The project included one workshop led by Ron McCurdy called "The Poets, Dancers and Musicians of the Harlem Renaissance" and two multimedia concerts by the Ron McCurdy Quartet. The concerts also featured three local spoken word poets.
The first concert on Feb. 21 was free to the public. The audience was primarily high school students on field trips from across the state. Event organizer Finnie Coleman told the crowd on Friday the concert was the first University-wide Black History Month event.
The concert on Feb. 22 had an entrance fee of $25, and profits went to the African American Student Services Fund.

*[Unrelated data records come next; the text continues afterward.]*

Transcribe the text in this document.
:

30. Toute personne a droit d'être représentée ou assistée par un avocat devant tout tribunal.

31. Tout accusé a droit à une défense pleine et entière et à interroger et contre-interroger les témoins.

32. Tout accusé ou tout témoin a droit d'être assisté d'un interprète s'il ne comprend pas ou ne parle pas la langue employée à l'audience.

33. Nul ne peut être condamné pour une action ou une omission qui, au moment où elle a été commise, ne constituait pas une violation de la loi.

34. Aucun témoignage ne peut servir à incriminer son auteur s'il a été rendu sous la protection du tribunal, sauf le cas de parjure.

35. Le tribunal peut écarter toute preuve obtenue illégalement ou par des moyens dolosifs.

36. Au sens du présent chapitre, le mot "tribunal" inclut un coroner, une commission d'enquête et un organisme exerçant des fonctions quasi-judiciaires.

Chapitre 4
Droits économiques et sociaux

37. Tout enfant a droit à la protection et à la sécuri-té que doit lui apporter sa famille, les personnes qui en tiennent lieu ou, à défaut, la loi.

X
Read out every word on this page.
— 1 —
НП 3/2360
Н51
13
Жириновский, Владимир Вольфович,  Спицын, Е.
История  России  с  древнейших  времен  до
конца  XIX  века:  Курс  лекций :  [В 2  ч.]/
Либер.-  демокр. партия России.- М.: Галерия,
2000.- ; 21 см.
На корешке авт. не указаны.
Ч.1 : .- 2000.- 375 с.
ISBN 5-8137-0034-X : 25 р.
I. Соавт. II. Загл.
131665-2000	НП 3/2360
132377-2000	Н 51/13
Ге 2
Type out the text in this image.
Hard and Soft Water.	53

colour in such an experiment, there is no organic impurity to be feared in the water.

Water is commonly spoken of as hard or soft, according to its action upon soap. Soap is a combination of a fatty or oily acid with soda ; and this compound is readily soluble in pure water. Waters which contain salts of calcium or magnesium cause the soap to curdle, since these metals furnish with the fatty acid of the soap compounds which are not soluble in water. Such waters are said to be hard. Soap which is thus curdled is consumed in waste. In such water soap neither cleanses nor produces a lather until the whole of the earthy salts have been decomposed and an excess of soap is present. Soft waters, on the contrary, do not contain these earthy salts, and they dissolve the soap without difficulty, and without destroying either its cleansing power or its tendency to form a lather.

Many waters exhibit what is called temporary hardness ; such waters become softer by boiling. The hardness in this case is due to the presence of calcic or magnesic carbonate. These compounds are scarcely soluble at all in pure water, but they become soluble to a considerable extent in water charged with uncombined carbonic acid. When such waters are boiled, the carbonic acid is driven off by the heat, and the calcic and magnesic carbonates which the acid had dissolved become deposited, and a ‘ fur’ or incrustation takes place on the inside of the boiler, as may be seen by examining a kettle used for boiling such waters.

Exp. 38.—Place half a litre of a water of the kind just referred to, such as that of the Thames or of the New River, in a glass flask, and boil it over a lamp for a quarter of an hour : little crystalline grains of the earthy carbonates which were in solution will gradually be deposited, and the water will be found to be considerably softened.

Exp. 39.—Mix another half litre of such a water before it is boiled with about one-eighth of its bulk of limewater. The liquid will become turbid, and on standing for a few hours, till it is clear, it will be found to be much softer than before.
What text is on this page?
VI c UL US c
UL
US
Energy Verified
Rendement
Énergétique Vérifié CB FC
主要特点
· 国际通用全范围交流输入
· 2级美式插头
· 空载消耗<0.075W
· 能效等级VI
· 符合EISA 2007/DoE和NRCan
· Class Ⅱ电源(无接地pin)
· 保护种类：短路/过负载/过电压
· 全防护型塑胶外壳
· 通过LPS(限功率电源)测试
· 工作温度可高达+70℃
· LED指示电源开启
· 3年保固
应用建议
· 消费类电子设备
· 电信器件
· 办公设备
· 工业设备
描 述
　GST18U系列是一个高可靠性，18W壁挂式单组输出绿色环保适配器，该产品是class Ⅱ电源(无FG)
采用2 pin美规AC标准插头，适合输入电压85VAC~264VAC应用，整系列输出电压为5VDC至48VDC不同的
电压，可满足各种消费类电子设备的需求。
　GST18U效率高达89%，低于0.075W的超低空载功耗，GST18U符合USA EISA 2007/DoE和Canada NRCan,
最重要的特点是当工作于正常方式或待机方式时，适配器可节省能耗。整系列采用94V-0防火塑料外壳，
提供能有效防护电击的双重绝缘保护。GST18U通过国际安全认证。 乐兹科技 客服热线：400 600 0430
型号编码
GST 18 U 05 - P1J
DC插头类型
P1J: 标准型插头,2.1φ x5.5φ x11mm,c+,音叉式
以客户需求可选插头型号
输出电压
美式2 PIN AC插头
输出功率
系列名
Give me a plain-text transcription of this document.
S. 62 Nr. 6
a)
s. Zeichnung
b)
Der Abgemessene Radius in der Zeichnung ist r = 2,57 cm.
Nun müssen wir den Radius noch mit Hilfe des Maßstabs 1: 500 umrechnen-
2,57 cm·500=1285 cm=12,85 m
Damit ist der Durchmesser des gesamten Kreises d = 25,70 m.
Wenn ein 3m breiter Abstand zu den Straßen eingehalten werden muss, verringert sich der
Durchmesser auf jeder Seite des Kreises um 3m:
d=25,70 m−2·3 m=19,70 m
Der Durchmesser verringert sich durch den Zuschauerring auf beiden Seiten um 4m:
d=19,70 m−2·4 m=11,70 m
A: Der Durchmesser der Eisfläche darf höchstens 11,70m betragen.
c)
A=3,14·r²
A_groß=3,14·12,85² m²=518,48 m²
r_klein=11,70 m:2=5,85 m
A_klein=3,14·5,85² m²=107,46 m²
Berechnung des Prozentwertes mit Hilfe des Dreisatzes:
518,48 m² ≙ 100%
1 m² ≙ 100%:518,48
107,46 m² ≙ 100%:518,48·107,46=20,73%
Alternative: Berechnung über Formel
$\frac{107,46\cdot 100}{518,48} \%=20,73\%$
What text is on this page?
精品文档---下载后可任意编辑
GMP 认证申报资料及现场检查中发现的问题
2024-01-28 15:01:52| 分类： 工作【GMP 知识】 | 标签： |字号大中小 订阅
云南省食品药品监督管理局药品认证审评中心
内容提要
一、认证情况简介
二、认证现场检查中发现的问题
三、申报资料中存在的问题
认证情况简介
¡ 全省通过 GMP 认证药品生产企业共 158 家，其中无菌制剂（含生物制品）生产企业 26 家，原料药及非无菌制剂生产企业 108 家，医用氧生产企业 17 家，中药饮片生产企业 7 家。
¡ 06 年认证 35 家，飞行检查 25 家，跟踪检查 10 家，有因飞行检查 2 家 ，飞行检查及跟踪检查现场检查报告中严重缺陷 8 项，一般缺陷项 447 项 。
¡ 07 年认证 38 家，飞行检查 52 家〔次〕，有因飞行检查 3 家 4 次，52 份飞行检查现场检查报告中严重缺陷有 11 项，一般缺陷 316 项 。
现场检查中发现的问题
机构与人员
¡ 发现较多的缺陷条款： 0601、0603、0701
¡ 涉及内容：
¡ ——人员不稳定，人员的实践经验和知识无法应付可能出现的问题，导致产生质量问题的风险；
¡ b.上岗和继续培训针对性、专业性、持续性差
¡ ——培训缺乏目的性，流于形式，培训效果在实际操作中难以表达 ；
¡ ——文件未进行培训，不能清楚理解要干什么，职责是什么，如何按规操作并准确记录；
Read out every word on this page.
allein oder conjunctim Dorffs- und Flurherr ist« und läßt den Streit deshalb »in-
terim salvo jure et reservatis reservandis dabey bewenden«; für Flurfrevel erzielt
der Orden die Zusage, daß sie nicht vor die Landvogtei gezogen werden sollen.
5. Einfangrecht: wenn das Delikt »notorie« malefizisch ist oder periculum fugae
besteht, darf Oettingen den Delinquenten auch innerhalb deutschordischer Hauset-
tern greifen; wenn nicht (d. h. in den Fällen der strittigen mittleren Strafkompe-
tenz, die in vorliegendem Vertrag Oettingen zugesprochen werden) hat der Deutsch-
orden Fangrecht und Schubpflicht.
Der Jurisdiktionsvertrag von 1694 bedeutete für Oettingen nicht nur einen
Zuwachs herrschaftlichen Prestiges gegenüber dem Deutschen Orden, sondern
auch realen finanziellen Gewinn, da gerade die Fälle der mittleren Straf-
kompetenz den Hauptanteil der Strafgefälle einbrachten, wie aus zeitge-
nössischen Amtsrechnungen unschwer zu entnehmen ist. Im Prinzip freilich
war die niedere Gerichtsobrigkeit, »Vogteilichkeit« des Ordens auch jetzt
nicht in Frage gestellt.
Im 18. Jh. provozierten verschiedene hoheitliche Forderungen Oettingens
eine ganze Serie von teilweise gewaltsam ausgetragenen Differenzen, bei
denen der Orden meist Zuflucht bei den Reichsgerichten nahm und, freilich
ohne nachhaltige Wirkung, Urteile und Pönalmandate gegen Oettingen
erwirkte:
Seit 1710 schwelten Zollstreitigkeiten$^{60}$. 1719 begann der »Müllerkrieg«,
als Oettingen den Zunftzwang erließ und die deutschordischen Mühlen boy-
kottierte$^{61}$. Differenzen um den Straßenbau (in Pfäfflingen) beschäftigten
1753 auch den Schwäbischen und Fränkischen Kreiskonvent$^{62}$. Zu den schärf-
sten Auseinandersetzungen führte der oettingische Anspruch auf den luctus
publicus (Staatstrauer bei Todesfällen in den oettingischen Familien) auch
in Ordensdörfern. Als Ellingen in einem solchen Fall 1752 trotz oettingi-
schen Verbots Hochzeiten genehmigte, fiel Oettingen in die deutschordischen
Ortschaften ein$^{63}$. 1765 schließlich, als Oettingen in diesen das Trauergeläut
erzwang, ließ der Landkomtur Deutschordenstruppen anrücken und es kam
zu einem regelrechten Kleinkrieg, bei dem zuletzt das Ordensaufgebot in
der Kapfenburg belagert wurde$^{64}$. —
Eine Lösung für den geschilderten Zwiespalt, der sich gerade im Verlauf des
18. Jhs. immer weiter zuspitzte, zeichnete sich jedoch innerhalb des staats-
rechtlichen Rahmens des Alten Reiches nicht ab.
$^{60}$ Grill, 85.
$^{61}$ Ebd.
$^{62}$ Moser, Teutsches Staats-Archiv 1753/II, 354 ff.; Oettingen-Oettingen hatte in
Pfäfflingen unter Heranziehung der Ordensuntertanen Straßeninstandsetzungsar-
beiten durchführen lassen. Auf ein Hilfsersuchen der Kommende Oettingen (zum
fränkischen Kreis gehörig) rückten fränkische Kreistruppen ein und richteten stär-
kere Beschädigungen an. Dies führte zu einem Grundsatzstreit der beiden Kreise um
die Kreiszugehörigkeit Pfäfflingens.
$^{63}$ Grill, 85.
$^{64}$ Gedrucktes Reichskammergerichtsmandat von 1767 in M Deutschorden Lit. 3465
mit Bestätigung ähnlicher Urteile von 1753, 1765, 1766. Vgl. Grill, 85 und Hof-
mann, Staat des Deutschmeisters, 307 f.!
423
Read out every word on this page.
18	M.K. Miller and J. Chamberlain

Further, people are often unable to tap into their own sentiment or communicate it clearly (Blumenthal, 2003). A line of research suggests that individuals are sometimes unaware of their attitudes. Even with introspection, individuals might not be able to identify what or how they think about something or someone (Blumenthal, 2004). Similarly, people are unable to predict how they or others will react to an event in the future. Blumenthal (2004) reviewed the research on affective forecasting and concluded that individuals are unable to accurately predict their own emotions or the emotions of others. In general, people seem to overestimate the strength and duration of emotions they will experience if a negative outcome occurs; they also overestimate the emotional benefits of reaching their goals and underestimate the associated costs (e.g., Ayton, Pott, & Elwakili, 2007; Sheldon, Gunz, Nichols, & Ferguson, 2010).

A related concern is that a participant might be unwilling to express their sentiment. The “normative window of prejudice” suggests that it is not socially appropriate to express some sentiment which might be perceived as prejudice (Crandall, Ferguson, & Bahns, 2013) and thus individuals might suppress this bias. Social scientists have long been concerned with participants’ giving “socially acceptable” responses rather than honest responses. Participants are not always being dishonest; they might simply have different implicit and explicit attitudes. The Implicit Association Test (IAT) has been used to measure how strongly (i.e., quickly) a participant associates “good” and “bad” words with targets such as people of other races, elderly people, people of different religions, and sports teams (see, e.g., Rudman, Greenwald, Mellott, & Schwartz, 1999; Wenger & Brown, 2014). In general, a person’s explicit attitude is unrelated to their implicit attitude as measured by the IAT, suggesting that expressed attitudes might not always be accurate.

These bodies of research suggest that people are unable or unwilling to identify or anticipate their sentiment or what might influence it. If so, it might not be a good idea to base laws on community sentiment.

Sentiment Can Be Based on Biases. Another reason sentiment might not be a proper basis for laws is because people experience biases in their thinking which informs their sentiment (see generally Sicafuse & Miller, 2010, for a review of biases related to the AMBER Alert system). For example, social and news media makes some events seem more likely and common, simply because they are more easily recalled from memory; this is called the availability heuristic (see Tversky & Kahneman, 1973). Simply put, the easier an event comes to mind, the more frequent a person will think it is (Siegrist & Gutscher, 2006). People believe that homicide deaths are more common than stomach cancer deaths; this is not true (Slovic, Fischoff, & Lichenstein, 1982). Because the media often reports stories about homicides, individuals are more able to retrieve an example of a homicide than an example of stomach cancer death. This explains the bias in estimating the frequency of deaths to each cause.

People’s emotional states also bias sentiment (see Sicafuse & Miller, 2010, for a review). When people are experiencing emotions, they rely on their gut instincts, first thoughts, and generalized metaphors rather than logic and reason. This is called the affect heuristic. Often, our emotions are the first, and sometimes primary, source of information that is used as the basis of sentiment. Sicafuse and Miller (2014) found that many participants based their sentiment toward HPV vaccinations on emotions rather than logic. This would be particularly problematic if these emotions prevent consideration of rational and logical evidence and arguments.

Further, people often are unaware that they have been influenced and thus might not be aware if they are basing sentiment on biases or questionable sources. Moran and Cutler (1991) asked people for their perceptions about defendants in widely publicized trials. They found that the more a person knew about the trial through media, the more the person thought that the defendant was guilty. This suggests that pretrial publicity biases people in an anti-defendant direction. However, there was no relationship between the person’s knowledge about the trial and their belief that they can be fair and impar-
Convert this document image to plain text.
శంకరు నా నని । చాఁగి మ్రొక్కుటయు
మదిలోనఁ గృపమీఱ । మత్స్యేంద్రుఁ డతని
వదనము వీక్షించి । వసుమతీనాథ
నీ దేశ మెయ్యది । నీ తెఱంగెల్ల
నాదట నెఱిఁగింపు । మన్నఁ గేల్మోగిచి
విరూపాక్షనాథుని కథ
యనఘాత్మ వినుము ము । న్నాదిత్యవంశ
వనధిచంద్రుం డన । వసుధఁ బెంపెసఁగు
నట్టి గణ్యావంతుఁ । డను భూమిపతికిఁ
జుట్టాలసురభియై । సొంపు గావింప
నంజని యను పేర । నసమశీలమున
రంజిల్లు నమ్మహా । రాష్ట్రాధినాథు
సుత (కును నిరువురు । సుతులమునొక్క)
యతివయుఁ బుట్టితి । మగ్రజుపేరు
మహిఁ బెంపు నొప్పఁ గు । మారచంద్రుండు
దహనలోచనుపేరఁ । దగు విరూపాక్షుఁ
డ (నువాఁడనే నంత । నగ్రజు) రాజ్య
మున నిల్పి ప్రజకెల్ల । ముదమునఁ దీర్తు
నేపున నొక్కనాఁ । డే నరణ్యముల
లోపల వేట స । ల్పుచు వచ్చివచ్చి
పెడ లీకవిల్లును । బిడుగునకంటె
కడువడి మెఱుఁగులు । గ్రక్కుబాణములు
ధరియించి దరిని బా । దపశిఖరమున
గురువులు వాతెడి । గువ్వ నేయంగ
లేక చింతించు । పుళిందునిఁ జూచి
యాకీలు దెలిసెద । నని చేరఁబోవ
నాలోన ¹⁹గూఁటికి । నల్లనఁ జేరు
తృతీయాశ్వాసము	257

During the concert, McCurdy switched between reciting the Hughes poem "Ask Your Mama: 12 Moods for Jazz" and playing the trumpet. He was accompanied by his quartet while a presentation of photographs matching the poems scrolled behind them.
Hughes was a New York City poet who wrote about race and the experience of African Americans during the Harlem Renaissance. He wrote musical cues into his poems but died before composing music to match his poems was completed.
"My group was the first to actually realize this work as Langston had envisioned," McCurdy said. "We actually took the musical cues and composed music that complemented with the actual words."
The poetry of Hughes has resonated with young people for the last century.
"I remember as early as me being five or six years old, and at that time I had no idea that this would be part of my life's work," McCurdy said of his earliest memories of Hughes' poetry. "So, when I came into this particular work it only validated what I had been doing earlier in my childhood."
McCurdy originally created "The Langston Hughes Project" for an art gallery opening at the University of Minnesota.
"We put the program together with the intent that it would be a one and done kind of event," McCurdy said. "But I noticed that the response of the audience was so positive, so we decided to keep developing this even further — and that's almost twenty years ago."
Since then, "The Langston Hughes Project" has expanded and now regularly travels around the country for concerts.
As the centennial anniversary of the Harlem Renaissance continues to be celebrated through Black History Month, Hughes' poems still resonate with audiences across the country, according to McCurdy.
"Langston Hughes was a storyteller," McCurdy said. "He had the uncanny ability to tell a story in ways that, regardless of one's educational prowess, could relate and understand what Langston Hughes was talking about. His words today are quite powerful given how divisive we have become as a society. Langston Hughes happened to understand that we are more alike than we are different."